Enough waffle. However you want to categorise it, there are lots very good things to say about Deus Ex. There’s a lot of tiresome piffle spouted by goatee-bearded gaming pseuds about linearity and choice in games, but it has to be said that the amount of freedom you’re given here is refreshing. In fact, once I’d stopped dying all the time in the initial stages, there were remarkably few moments when I felt frustrated because I didn’t know what to do next. Because there are usually a few ways round any given problem, it follows that you’re more likely to find one of the available solutions, rather than blundering around trying to find the way to get through a certain door. In Deus Ex, if you can’t open a door, there’s usually another way to get where you want to go; if you find yourself against a seemingly insurmountable number of enemies, there’s probably a way of avoiding them. Initial fears about wasting lockpicks and multitools eventually subsided as I realised that the game was unlikely to let you get horribly stuck (though it is happy to make you work harder if you make some bad choices).

I don’t have the greatest amount of patience for games that have me running around in circles wondering what to do next, especially if there’s nothing aside from bad guys and locked doors to keep you occupied. Fortunately, one of Deus Ex‘s other great strengths is an immersive and interactive world. From the office buildings of UNATCO headquarters in New York to the nightclubs and markets of Hong Kong, there’s always plenty to do, including engaging with a great number of non-player characters who may or may not be relevant to the plot or have a task for you to accomplish.
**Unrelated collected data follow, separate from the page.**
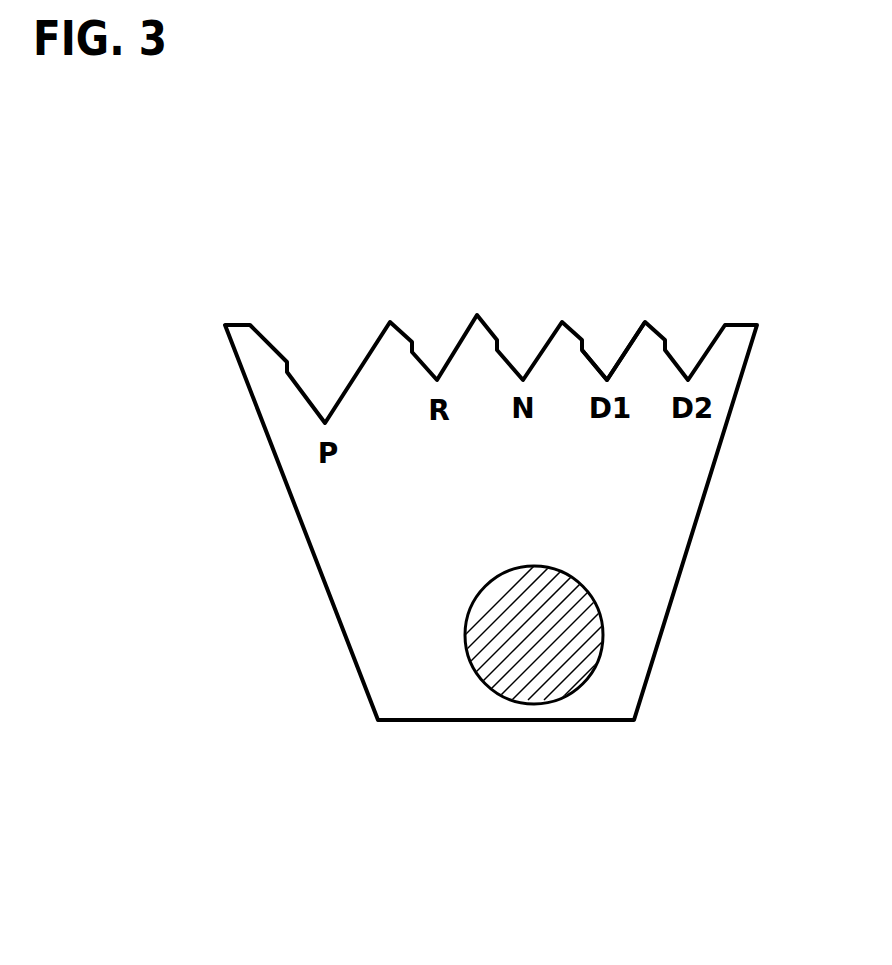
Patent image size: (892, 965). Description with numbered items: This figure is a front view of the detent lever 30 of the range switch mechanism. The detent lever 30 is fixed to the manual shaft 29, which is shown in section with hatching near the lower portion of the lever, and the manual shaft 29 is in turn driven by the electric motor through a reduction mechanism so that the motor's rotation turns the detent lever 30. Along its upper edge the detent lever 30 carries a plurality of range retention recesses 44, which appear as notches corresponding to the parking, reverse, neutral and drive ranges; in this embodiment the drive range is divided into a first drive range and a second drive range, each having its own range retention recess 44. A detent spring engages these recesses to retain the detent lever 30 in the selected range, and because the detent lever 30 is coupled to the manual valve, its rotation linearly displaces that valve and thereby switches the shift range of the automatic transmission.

The detent lever 30 is at (367, 512).
The range retention recess 44 is at (607, 378).
The manual shaft 29 is at (472, 672).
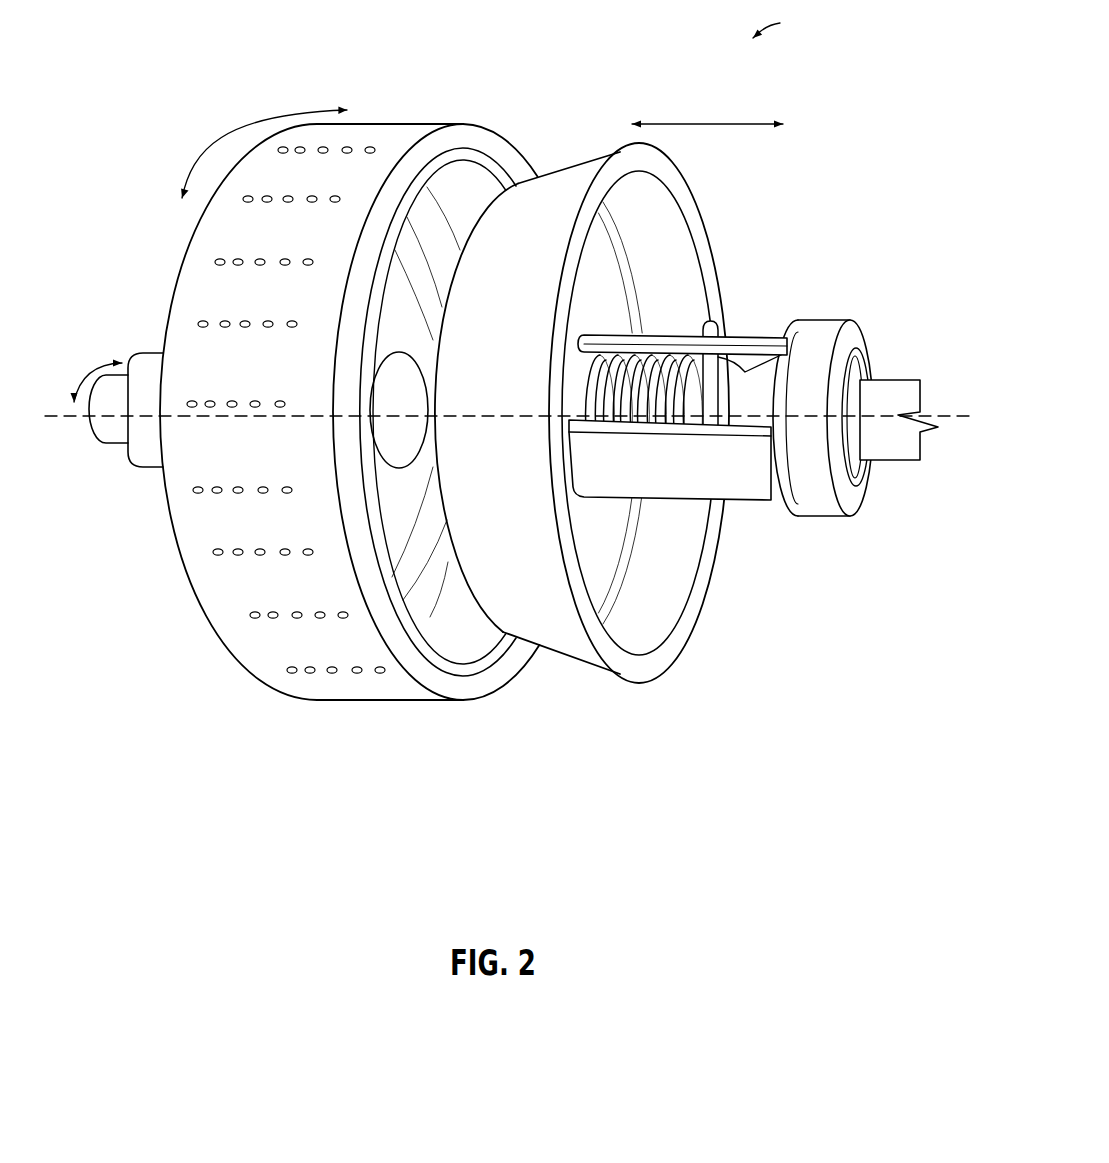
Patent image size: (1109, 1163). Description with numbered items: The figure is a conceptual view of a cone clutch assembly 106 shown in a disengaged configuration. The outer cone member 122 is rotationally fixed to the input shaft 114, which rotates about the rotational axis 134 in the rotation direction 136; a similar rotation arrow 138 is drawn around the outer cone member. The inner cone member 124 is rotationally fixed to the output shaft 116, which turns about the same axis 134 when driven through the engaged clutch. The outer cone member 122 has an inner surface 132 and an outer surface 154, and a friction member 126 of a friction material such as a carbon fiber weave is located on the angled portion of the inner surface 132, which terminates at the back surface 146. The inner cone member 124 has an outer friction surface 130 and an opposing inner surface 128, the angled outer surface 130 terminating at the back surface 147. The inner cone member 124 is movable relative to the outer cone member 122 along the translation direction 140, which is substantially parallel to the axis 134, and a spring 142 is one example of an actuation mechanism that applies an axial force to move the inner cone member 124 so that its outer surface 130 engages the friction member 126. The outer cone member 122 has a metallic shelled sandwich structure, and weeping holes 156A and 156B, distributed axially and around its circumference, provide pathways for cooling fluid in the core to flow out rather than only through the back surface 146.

The cone clutch assembly 106 is at (791, 28).
The input shaft 114 is at (111, 436).
The output shaft 116 is at (883, 393).
The outer cone member 122 is at (273, 688).
The inner cone member 124 is at (553, 192).
The friction member 126 is at (502, 165).
The inner surface 128 is at (657, 607).
The outer surface 130 is at (548, 632).
The inner surface 132 is at (420, 613).
The rotational axis 134 is at (63, 413).
The direction of rotation 136 is at (96, 364).
The drum rotation direction 138 is at (218, 141).
The translation direction 140 is at (707, 118).
The spring 142 is at (700, 357).
The back surface 146 is at (488, 680).
The back surface 147 is at (657, 660).
The outer surface 154 is at (235, 592).
The weeping hole 156A is at (203, 320).
The weeping hole 156B is at (226, 322).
Speaking of the plot, it’s an enjoyable yarn, if not quite as amazing as I was expecting, but certainly a cut above most others. While the dialogue is generally well written, some of the voice-acting is pretty wooden, save for the major players (we’ve mentioned the merits of JC Denton’s gravelly delivery elsewhere on this site). Again, you’re given a great deal of freedom when it comes to conversation choices, who you choose to trust and what you choose to do for the people you speak to. There are more than a few tricky decisions to be made throughout, and the game’s finale, with the future of the world in JC’s palm, will leave indecisive gamers feeling, well, the same as they always feel, really.

Anyway, everyone knew Deus Ex was great when it first came out, and that it’s still pretty fab now, with disappointingly few games (especially Invisible War) actually trying to build on or better it. The fact that I’ve got quite excited about it just because I finally managed to work out how to play it isn’t particularly significant, except for one thing – I’m a moron. And yet, despite this, and a few frustrations early on, I still managed to get into, enjoy and – yes – finish Deus Ex. Frankly, if I can do it, anyone can. So, even if you don’t like RPGs, or games that provide a bit of a challenge, or make you slightly tense because you have to sneak around in the dark all the time (like me), you’ll probably still like this. Which is surely the mark of a great game.